"Where is—the Girl?" he demanded.

Brokaw's face revealed his hatred now, the taunting triumph of his power over this man who was a spy. He bared his yellow teeth in an exultant grin.

"Tricked her," he snarled. "Tricked her—like you tricked me! Got the Indian woman to steal her clothes, an' she's up there in her room—alone—an' naked! An' she won't have any clothes until I say so, for she's mine—body and soul...."

David's clenched hand shot out, and in his blow was not alone the cumulated force of all his years of training but also of the one great impulse he had ever had to kill. In that instant he wanted to strike a man dead—a red-visaged monster, a fiend; and his blow sent Brokaw's huge body reeling backward, his head twisted as if his neck had been broken. He had not time to see what happened after that blow. He did not see Brokaw fall. A piercing interruption—a scream that startled every drop of blood in his body—turned him toward the cage. Ten paces from him, standing at the inner edge of that circle of astounded and petrified men, was the Girl! At first he thought she was standing naked there—naked under the staring eyes of the fiends about him. Her white arms gleamed bare, her shoulders and breast were bare, her slim, satiny body was naked to the waist, about which she had drawn tightly—as if in a wild panic of haste—an old and ragged skirt! It was the Indian woman's skirt. He caught the glitter of beads on it, and for a moment he stared with the others, unable to move or cry out her name. And then a breath of wind flung back her hair and he saw her face the colour of marble. She was like a piece of glistening statuary, without a quiver of life that his eyes could see, without a movement, without a breath. Only her hair moved, stirred by the air, flooded by the sun, floating about her shoulders and down her bare back in a lucent cloud of red and gold fires—and out of this she was staring at the cage, stunned into that lifeless and unbreathing posture of horror by what she saw. David did not follow her eyes. He heard the growl and roar and clashing jaws of the fighting beasts; they were down again; one of the 6-inch trees that formed the bars of the cage snapped like a walking stick as their great bodies lurched against it; the earth shook, the very air seemed to tremble with the terrific force of the struggle—and only the Girl was looking at that struggle. Every eye was on her now, and David sprang suddenly forth from the circle of men, calling her name.

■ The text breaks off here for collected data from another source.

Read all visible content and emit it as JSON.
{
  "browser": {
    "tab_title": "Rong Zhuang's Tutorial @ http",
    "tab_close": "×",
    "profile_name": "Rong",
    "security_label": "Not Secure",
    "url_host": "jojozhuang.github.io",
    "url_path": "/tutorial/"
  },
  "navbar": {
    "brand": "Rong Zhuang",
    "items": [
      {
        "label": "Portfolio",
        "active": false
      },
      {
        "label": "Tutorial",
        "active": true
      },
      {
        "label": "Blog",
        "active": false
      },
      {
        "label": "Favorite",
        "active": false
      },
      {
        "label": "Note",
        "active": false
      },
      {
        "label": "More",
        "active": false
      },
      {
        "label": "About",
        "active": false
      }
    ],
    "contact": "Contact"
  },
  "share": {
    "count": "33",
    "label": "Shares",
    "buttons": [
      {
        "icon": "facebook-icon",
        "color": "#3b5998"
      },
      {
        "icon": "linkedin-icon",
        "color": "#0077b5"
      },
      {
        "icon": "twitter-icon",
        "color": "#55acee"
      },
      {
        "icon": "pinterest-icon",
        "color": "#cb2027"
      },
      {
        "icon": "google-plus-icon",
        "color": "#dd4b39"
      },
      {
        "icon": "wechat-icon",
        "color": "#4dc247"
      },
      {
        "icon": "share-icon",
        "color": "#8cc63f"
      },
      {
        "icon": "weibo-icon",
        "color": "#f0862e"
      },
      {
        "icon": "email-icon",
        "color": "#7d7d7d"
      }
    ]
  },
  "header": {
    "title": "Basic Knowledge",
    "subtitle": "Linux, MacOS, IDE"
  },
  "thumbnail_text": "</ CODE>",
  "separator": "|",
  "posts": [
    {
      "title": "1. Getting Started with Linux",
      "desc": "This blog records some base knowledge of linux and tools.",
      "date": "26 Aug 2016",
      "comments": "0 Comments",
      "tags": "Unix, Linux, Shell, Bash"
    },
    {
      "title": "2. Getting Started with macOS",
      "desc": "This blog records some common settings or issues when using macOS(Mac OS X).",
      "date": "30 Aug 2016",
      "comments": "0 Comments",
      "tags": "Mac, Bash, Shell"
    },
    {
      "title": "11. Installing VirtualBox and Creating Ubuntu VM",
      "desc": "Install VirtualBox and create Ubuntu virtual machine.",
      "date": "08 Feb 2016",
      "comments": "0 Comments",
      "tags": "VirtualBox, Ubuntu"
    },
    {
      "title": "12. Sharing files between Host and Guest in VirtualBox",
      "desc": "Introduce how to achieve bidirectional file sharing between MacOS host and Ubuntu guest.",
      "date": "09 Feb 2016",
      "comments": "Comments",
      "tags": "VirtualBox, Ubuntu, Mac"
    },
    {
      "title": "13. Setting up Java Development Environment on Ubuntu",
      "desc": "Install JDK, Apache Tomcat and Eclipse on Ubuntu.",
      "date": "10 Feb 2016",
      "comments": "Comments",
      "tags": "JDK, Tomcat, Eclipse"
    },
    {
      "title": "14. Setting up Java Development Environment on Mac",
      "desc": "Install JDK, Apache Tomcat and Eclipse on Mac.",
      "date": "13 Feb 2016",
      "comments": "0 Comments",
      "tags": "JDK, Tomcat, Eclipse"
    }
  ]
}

Ten paces separated them; half that distance lay between the Girl and the cage. With the swiftness of an arrow sprung from the bow she had leaped into life and crossed that space. In a tenth part of a second David would have been at her side. He was that tenth of a second too late. A gleaming shaft, she had passed between the bars and a tumult of horrified voices rose above the roar of battle as the girl sprang at the beasts with her naked hands.

Her voice came to David in a scream.

"Tara—Tara—Tara——"

His brain reeled when he saw her down—down!—with her little fists pummelling at a great, shaggy head; and in him there was the sickening weakness of a drunken man as he squeezed through that 18-inch aperture and almost fell at her side. He did not know that he had drawn his automatic; he scarcely realized that as fast as his fingers could press the trigger he was firing shot after shot, with the muzzle of his pistol so close to the head of Tara's enemy that the reports of the weapon were deadened as if muffled under a thick blanket. It was a heavy weapon. A stream of lead burned its way into the grizzly's brain. There were eleven shots and he fired them all in that wild, blood-red frenzy; and when he stood up he had the girl close in his arms, her naked breast throbbing pantingly against him. The clasp of his hands against her warm flesh cleared his head, and while Tara was rending at the throat of his dying foe, David drew her swiftly out of the cage and flung about her the light jacket he had worn.

"Go to your room," he said. "Tara is safe. I will see that no harm comes to him now."

The cordon of men separated for them as he led her through. The crowd was so silent that they could hear Tara's low throat-growling. And then, breaking that silence in a savage cry, came Brokaw's voice.